Rounding the bend towards the majestic West Point campus, I was in my recent sailing stomping grounds.
Now, it was hitting home (pun intended): Yitzy and I had nearly succeeded in this massive endeavor. The Bear Mountain Bridge is literally my backyard.
I had been pursuing this idea for so long and now it was becoming reality. In no way could I have done it alone. Yitzy too believed in the idea and made it possible. He believed in me, as well. For that tremendous confidence placed, I am overwhelmed with gratitude. I am also grateful to the myriad of other people, some mentioned here, but especially Dylan! who made this mission possible, each in their own way.
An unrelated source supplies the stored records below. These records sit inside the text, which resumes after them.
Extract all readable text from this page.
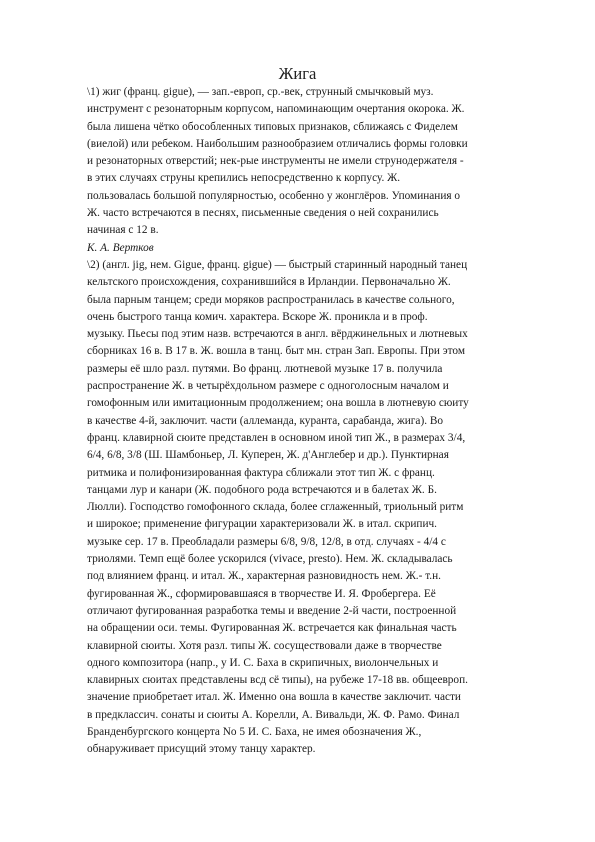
Жига
\1) жиг (франц. gigue), — зап.-европ, ср.-век, струнный смычковый муз.
инструмент с резонаторным корпусом, напоминающим очертания окорока. Ж.
была лишена чётко обособленных типовых признаков, сближаясь с Фиделем
(виелой) или ребеком. Наибольшим разнообразием отличались формы головки
и резонаторных отверстий; нек-рые инструменты не имели струнодержателя -
в этих случаях струны крепились непосредственно к корпусу. Ж.
пользовалась большой популярностью, особенно у жонглёров. Упоминания о
Ж. часто встречаются в песнях, письменные сведения о ней сохранились
начиная с 12 в.
К. А. Вертков
\2) (англ. jig, нем. Gigue, франц. gigue) — быстрый старинный народный танец
кельтского происхождения, сохранившийся в Ирландии. Первоначально Ж.
была парным танцем; среди моряков распространилась в качестве сольного,
очень быстрого танца комич. характера. Вскоре Ж. проникла и в проф.
музыку. Пьесы под этим назв. встречаются в англ. вёрджинельных и лютневых
сборниках 16 в. В 17 в. Ж. вошла в танц. быт мн. стран Зап. Европы. При этом
размеры её шло разл. путями. Во франц. лютневой музыке 17 в. получила
распространение Ж. в четырёхдольном размере с одноголосным началом и
гомофонным или имитационным продолжением; она вошла в лютневую сюиту
в качестве 4-й, заключит. части (аллеманда, куранта, сарабанда, жига). Во
франц. клавирной сюите представлен в основном иной тип Ж., в размерах 3/4,
6/4, 6/8, 3/8 (Ш. Шамбоньер, Л. Куперен, Ж. д'Англебер и др.). Пунктирная
ритмика и полифонизированная фактура сближали этот тип Ж. с франц.
танцами лур и канари (Ж. подобного рода встречаются и в балетах Ж. Б.
Люлли). Господство гомофонного склада, более сглаженный, триольный ритм
и широкое; применение фигурации характеризовали Ж. в итал. скрипич.
музыке сер. 17 в. Преобладали размеры 6/8, 9/8, 12/8, в отд. случаях - 4/4 с
триолями. Темп ещё более ускорился (vivace, presto). Нем. Ж. складывалась
под влиянием франц. и итал. Ж., характерная разновидность нем. Ж.- т.н.
фугированная Ж., сформировавшаяся в творчестве И. Я. Фробергера. Её
отличают фугированная разработка темы и введение 2-й части, построенной
на обращении оси. темы. Фугированная Ж. встречается как финальная часть
клавирной сюиты. Хотя разл. типы Ж. сосуществовали даже в творчестве
одного композитора (напр., у И. С. Баха в скрипичных, виолончельных и
клавирных сюитах представлены вcд cё типы), на рубеже 17-18 вв. общеевроп.
значение приобретает итал. Ж. Именно она вошла в качестве заключит. части
в предклассич. сонаты и сюиты А. Корелли, А. Вивальди, Ж. Ф. Рамо. Финал
Бранденбургского концерта No 5 И. С. Баха, не имея обозначения Ж.,
обнаруживает присущий этому танцу характер.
We made it to New York, in the midst of a pandemic! Thank you, G-d, for keeping us safe on this epic, consummately American journey! Or as Patrick put it in Kenosha, thank you, G-d, for allowing us to enjoy Your bounty.
Here’s the Kenosha Kid at the helm tooling into Manhattan for the first time. Bring it on home, Dylan!
We logged close to 1,500 nautical miles. Seventh milestone reached.
Delivery accomplished. The Red Sea is now in New York City, open for business.
May G-d bless the Red Sea on her further adventures and may G-d continue to bless these United States of America.